Another of the men imprisoned after a Queenstown kidnapping incident is out of jail after a sentence reduction, his lawyer says.

Invercargill lawyer Fiona Guy-Kidd, acting for Queenstowner Michael Coulter, said he was freed immediately on Wednesday after a successful appeal.

The Court of Appeal in Auckland quashed Coulter's conviction for aggravated wounding and substituted it with a lesser conviction for wounding with intent.

''Coulter's sentence was reduced from three years to one year, nine months, resulting in his immediate release,'' Ms Guy-Kidd said.

Brodie O'Rourke - also previously convicted of aggravated wounding in relation to the drug-related kidnapping - had his conviction quashed, too.

He was instead convicted of wounding with intent and his sentence was reduced from three years, six months to two years and three months.

O'Rourke, who remains in prison, was denied parole during a first hearing last month.

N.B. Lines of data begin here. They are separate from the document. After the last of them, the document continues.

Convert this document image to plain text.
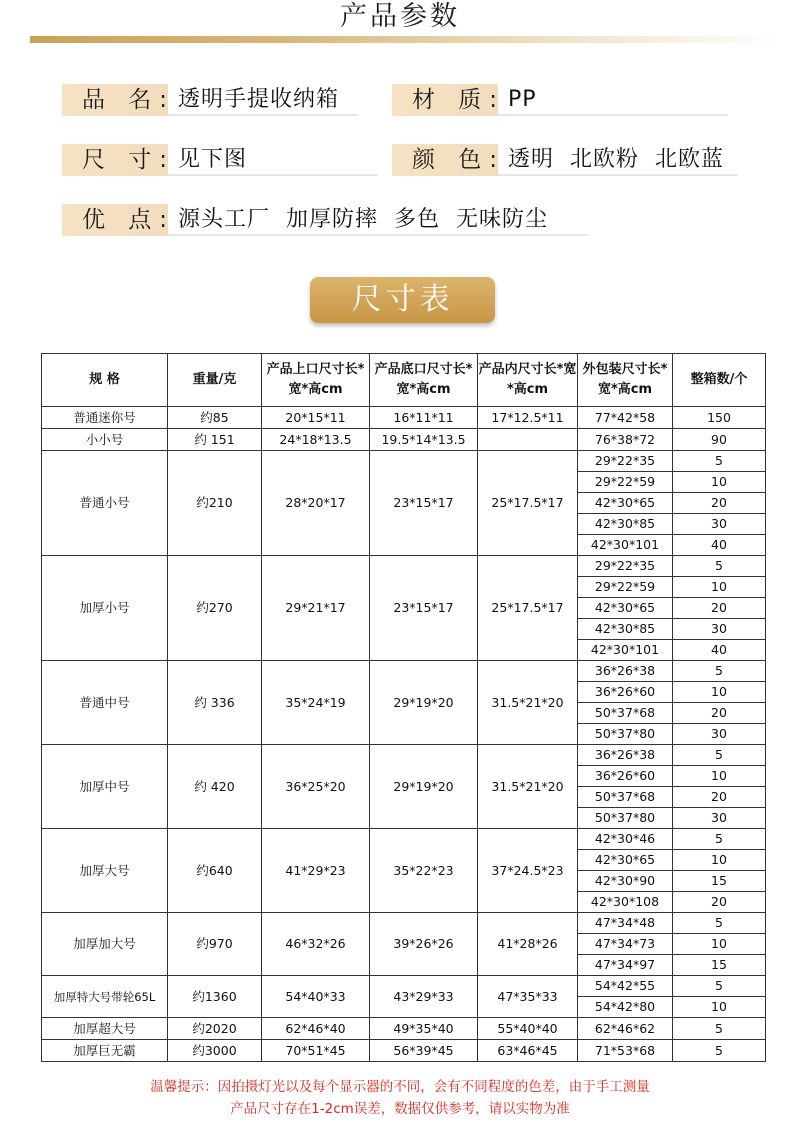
产品参数
品 名: 透明手提收纳箱	材 质: PP
尺 寸: 见下图	颜 色: 透明  北欧粉  北欧蓝
优 点: 源头工厂  加厚防摔  多色  无味防尘
尺寸表
规 格	重量/克	产品上口尺寸长*宽*高cm	产品底口尺寸长*宽*高cm	产品内尺寸长*宽*高cm	外包装尺寸长*宽*高cm	整箱数/个
普通迷你号	约85	20*15*11	16*11*11	17*12.5*11	77*42*58	150
小小号	约 151	24*18*13.5	19.5*14*13.5		76*38*72	90
普通小号	约210	28*20*17	23*15*17	25*17.5*17	29*22*35	5
					29*22*59	10
					42*30*65	20
					42*30*85	30
					42*30*101	40
加厚小号	约270	29*21*17	23*15*17	25*17.5*17	29*22*35	5
					29*22*59	10
					42*30*65	20
					42*30*85	30
					42*30*101	40
普通中号	约 336	35*24*19	29*19*20	31.5*21*20	36*26*38	5
					36*26*60	10
					50*37*68	20
					50*37*80	30
加厚中号	约 420	36*25*20	29*19*20	31.5*21*20	36*26*38	5
					36*26*60	10
					50*37*68	20
					50*37*80	30
加厚大号	约640	41*29*23	35*22*23	37*24.5*23	42*30*46	5
					42*30*65	10
					42*30*90	15
					42*30*108	20
加厚加大号	约970	46*32*26	39*26*26	41*28*26	47*34*48	5
					47*34*73	10
					47*34*97	15
加厚特大号带轮65L	约1360	54*40*33	43*29*33	47*35*33	54*42*55	5
					54*42*80	10
加厚超大号	约2020	62*46*40	49*35*40	55*40*40	62*46*62	5
加厚巨无霸	约3000	70*51*45	56*39*45	63*46*45	71*53*68	5
温馨提示：因拍摄灯光以及每个显示器的不同，会有不同程度的色差，由于手工测量
产品尺寸存在1-2cm误差，数据仅供参考，请以实物为准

Coulter and O'Rourke were among a group of seven arrested after November, 2011, incident.

Various court sittings have heard how a group of three women and four men were present when Jason Scott Maynard was attacked at the Crown Range intersection and at one point had a meat cleaver held to his throat.

A beaten Maynard was then bundled into a car and later dumped at the side of the road in Arrowtown.

The incident stemmed from an alleged drug deal gone wrong, in which the court heard Maynard had earlier sold flour and sugar to one of the seven, who thought it was powdered ecstasy.

Last year, Jonathan Charles Burke also had his sentence reduced.

Burke originally received two years and three months' prison for intending to commit theft by violent means and rendering Maynard incapable of resistance.

A judge cut it to four months' home detention on appeal, after it was argued the original sentence failed to reflect Burke's lesser involvement.

Last December, Charlotte Amelia Spencer Dickson had aggravated wounding and kidnapping charges against her dropped, later saying she had not known the men involved beforehand and was ''in the wrong place at the wrong time''.

Co-accused Brooke Sylvia Carpenter was also discharged.

Queenstown man Daniel John Kissel was sentenced in May, last year, to eight months' home detention and 300 hours' community work for wounding with intent.

Rachel Faul, of Queenstown, has already been discharged on an aggravated wounding charge, but still faces charges of kidnapping, reckless driving and - in a separate alleged incident - offering to supply class B drug ecstasy.